Я люблю прозу Чехова, стихи с грустинкой пописываю. Пошлая, дикая, до чего же дикая жизнь. Иногда я смотрю вокруг как бы через чеховское пенсне, и чувствительная, тонкая, благородная душа открывает и прозревает всю пошлость мира. Вот, скажем, профессор Ли, косноязычный и нетерпимый к любым сомнениям в истинности его суждений, читает нам курс двадцатипятилетней давности — разве это не пошло? Клубится пар над кастрюлей, столовую заполняет запах вареной репы, студенты, выстроившись у раздаточной, стучат по эмалированным мискам палочками для еды — это тоже пошло.

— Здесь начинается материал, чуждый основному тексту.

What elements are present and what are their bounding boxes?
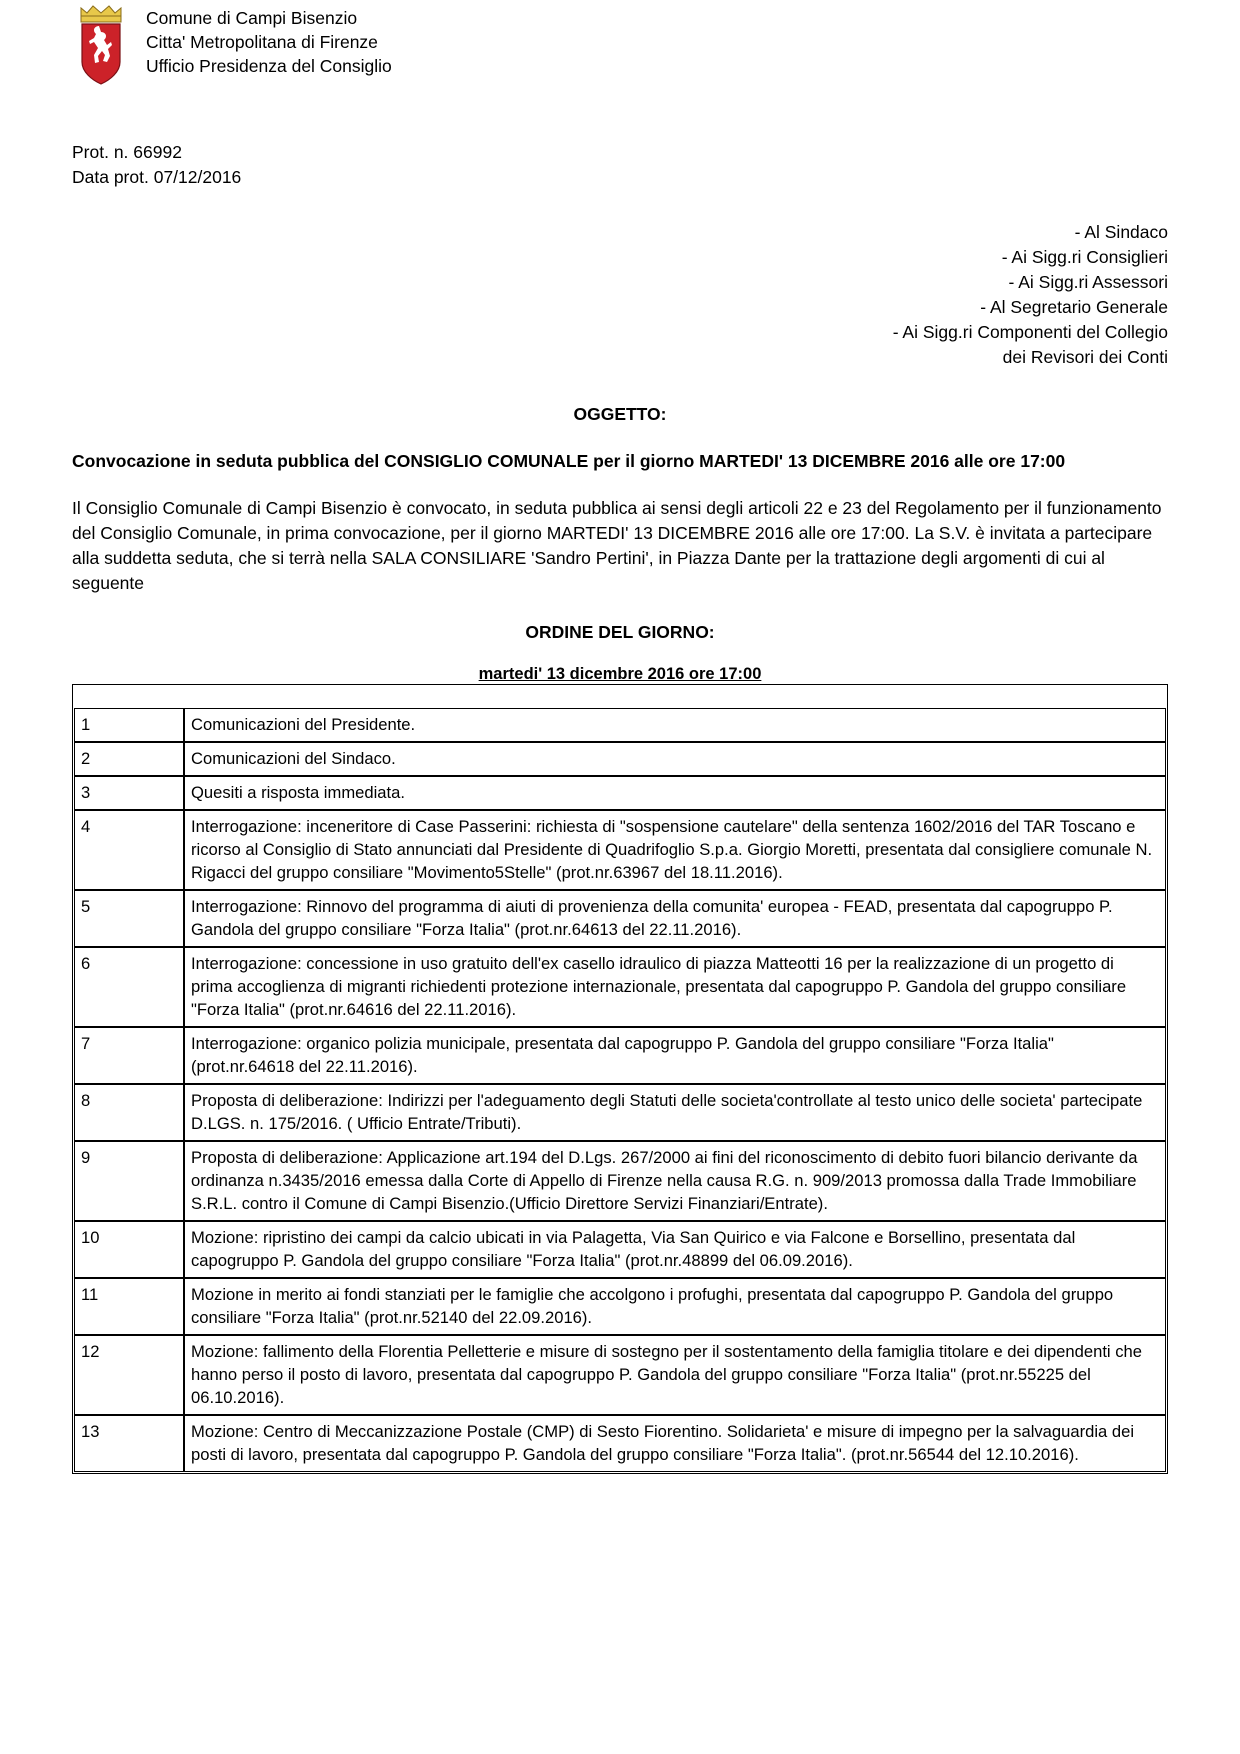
addressee-item: - Ai Sigg.ri Consiglieri	[1001, 247, 1168, 267]
agenda-table-wrapper	[72, 684, 1168, 1474]
agenda-item-number: 6	[74, 947, 184, 1027]
agenda-item-number: 8	[74, 1084, 184, 1141]
protocol-date: Data prot. 07/12/2016	[72, 167, 242, 187]
agenda-item-text: Interrogazione: concessione in uso gratuito dell'ex casello idraulico di piazza Matteotti 16 per la realizzazione di un progetto di prima accoglienza di migranti richiedenti protezione internazionale, presentata dal capogruppo P. Gandola del gruppo consiliare "Forza Italia" (prot.nr.64616 del 22.11.2016).	[184, 947, 1166, 1027]
agenda-item-number: 5	[74, 890, 184, 947]
table-row	[74, 810, 1166, 890]
agenda-item-number: 12	[74, 1335, 184, 1415]
coat-of-arms-icon	[72, 4, 130, 88]
addressee-item: - Al Segretario Generale	[980, 297, 1168, 317]
addressee-list	[72, 220, 1168, 370]
agenda-item-text: Proposta di deliberazione: Indirizzi per l'adeguamento degli Statuti delle societa'controllate al testo unico delle societa' partecipate D.LGS. n. 175/2016. ( Ufficio Entrate/Tributi).	[184, 1084, 1166, 1141]
agenda-item-text: Comunicazioni del Sindaco.	[184, 742, 1166, 776]
agenda-item-number: 3	[74, 776, 184, 810]
agenda-item-number: 11	[74, 1278, 184, 1335]
agenda-item-text: Interrogazione: organico polizia municipale, presentata dal capogruppo P. Gandola del gruppo consiliare "Forza Italia" (prot.nr.64618 del 22.11.2016).	[184, 1027, 1166, 1084]
agenda-table	[74, 708, 1166, 1472]
body-paragraph: Il Consiglio Comunale di Campi Bisenzio è convocato, in seduta pubblica ai sensi degli articoli 22 e 23 del Regolamento per il funzionamento del Consiglio Comunale, in prima convocazione, per il giorno MARTEDI' 13 DICEMBRE 2016 alle ore 17:00. La S.V. è invitata a partecipare alla suddetta seduta, che si terrà nella SALA CONSILIARE 'Sandro Pertini', in Piazza Dante per la trattazione degli argomenti di cui al seguente	[72, 498, 1162, 593]
agenda-item-text: Mozione in merito ai fondi stanziati per le famiglie che accolgono i profughi, presentata dal capogruppo P. Gandola del gruppo consiliare "Forza Italia" (prot.nr.52140 del 22.09.2016).	[184, 1278, 1166, 1335]
addressee-item: dei Revisori dei Conti	[1002, 347, 1168, 367]
letterhead-line-1: Comune di Campi Bisenzio	[146, 8, 358, 28]
table-row	[74, 1335, 1166, 1415]
agenda-item-text: Interrogazione: inceneritore di Case Passerini: richiesta di "sospensione cautelare" della sentenza 1602/2016 del TAR Toscano e ricorso al Consiglio di Stato annunciati dal Presidente di Quadrifoglio S.p.a. Giorgio Moretti, presentata dal consigliere comunale N. Rigacci del gruppo consiliare "Movimento5Stelle" (prot.nr.63967 del 18.11.2016).	[184, 810, 1166, 890]
agenda-item-text: Proposta di deliberazione: Applicazione art.194 del D.Lgs. 267/2000 ai fini del riconoscimento di debito fuori bilancio derivante da ordinanza n.3435/2016 emessa dalla Corte di Appello di Firenze nella causa R.G. n. 909/2013 promossa dalla Trade Immobiliare S.R.L. contro il Comune di Campi Bisenzio.(Ufficio Direttore Servizi Finanziari/Entrate).	[184, 1141, 1166, 1221]
agenda-item-text: Mozione: ripristino dei campi da calcio ubicati in via Palagetta, Via San Quirico e via Falcone e Borsellino, presentata dal capogruppo P. Gandola del gruppo consiliare "Forza Italia" (prot.nr.48899 del 06.09.2016).	[184, 1221, 1166, 1278]
letterhead-line-3: Ufficio Presidenza del Consiglio	[146, 56, 392, 76]
table-row	[74, 1141, 1166, 1221]
protocol-block	[72, 140, 1168, 190]
table-row	[74, 708, 1166, 742]
agenda-item-number: 10	[74, 1221, 184, 1278]
table-row	[74, 947, 1166, 1027]
subject-label: OGGETTO:	[573, 404, 667, 424]
addressee-item: - Al Sindaco	[1074, 222, 1168, 242]
table-row	[74, 890, 1166, 947]
letterhead-line-2: Citta' Metropolitana di Firenze	[146, 32, 378, 52]
agenda-item-number: 13	[74, 1415, 184, 1472]
table-row	[74, 1221, 1166, 1278]
addressee-item: - Ai Sigg.ri Assessori	[1008, 272, 1168, 292]
agenda-item-number: 1	[74, 708, 184, 742]
agenda-item-number: 9	[74, 1141, 184, 1221]
agenda-item-number: 2	[74, 742, 184, 776]
table-row	[74, 1278, 1166, 1335]
table-row	[74, 1027, 1166, 1084]
letterhead-text	[146, 4, 392, 78]
agenda-date: martedi' 13 dicembre 2016 ore 17:00	[478, 665, 762, 683]
table-row	[74, 742, 1166, 776]
table-row	[74, 1084, 1166, 1141]
agenda-item-number: 4	[74, 810, 184, 890]
protocol-number: Prot. n. 66992	[72, 142, 182, 162]
agenda-item-number: 7	[74, 1027, 184, 1084]
agenda-title: ORDINE DEL GIORNO:	[525, 622, 715, 642]
subject-text: Convocazione in seduta pubblica del CONSIGLIO COMUNALE per il giorno MARTEDI' 13 DICEMBRE 2016 alle ore 17:00	[72, 451, 1066, 471]
agenda-item-text: Quesiti a risposta immediata.	[184, 776, 1166, 810]
agenda-item-text: Mozione: Centro di Meccanizzazione Postale (CMP) di Sesto Fiorentino. Solidarieta' e misure di impegno per la salvaguardia dei posti di lavoro, presentata dal capogruppo P. Gandola del gruppo consiliare "Forza Italia". (prot.nr.56544 del 12.10.2016).	[184, 1415, 1166, 1472]
agenda-item-text: Mozione: fallimento della Florentia Pelletterie e misure di sostegno per il sostentamento della famiglia titolare e dei dipendenti che hanno perso il posto di lavoro, presentata dal capogruppo P. Gandola del gruppo consiliare "Forza Italia" (prot.nr.55225 del 06.10.2016).	[184, 1335, 1166, 1415]
agenda-item-text: Comunicazioni del Presidente.	[184, 708, 1166, 742]
letterhead	[72, 0, 1168, 88]
agenda-item-text: Interrogazione: Rinnovo del programma di aiuti di provenienza della comunita' europea - FEAD, presentata dal capogruppo P. Gandola del gruppo consiliare "Forza Italia" (prot.nr.64613 del 22.11.2016).	[184, 890, 1166, 947]
table-row	[74, 776, 1166, 810]
addressee-item: - Ai Sigg.ri Componenti del Collegio	[892, 322, 1168, 342]
table-row	[74, 1415, 1166, 1472]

В читальном зале чихают, у кого-то изо рта пахнет луком или чесноком — пошло. Идет фильм, а два соседа бьются за подлокотник, чтобы пристроить локоть, и жмут друг друга, и толкают — пошло. Слишком жестко торчит или, наоборот, засален воротничок, грязен или вызывающе свеж носовой платок, один не следит за одеждой, другой опережает моду, тот вечно бубнит гонконгский шлягер, этот вовсе ничего не может спеть, кто-то только и болтает что о загранице, а кому-то и подумать о ней страшно, один знает назубок все марки легковых автомобилей, другой шарахается от «тоёты», одному всюду видится «недораскрепощенное» сознание, другого мутит от всего нового, то мужчина жеманится, как девица, то, наоборот, нахален и груб, тут видишь мужеподобную бабу, там какую-то псевдоаристократку, осененную талантом и красотой, этакую бесценную яшму, озарившую лачугу плебея, — все это пошло, пошло... Люди, я люблю вас, но живете вы так пошло! Не забраться ли, всерьез подумывал я, в заоблачные выси, чтобы обратиться к миру с этаким чеховско-фучиковским кличем, да еще мужественным баритоном, вроде как у певцов Лю Бинъи или Вэй Цисяня.

Но к кому я обращусь? Где? И тогда я написал стихотворение под названием «Утрата», в котором были такие строки:

Звучит в душе безрадостный мотив, Его аккорд печальный — это ты. Фальшь бытия открыло время мне. Оставив сердцу холод пустоты. Вчерашнее навек захоронив, Прощай, тебе скажу я, и прости. Я — утлый челн среди кипящих волн, Не ведающий своего пути. Но верую — настанет яркий день, Вернется ласточка, когда растают льды. Весна необретенная моя, С тоской к тебе взываю; о, приди!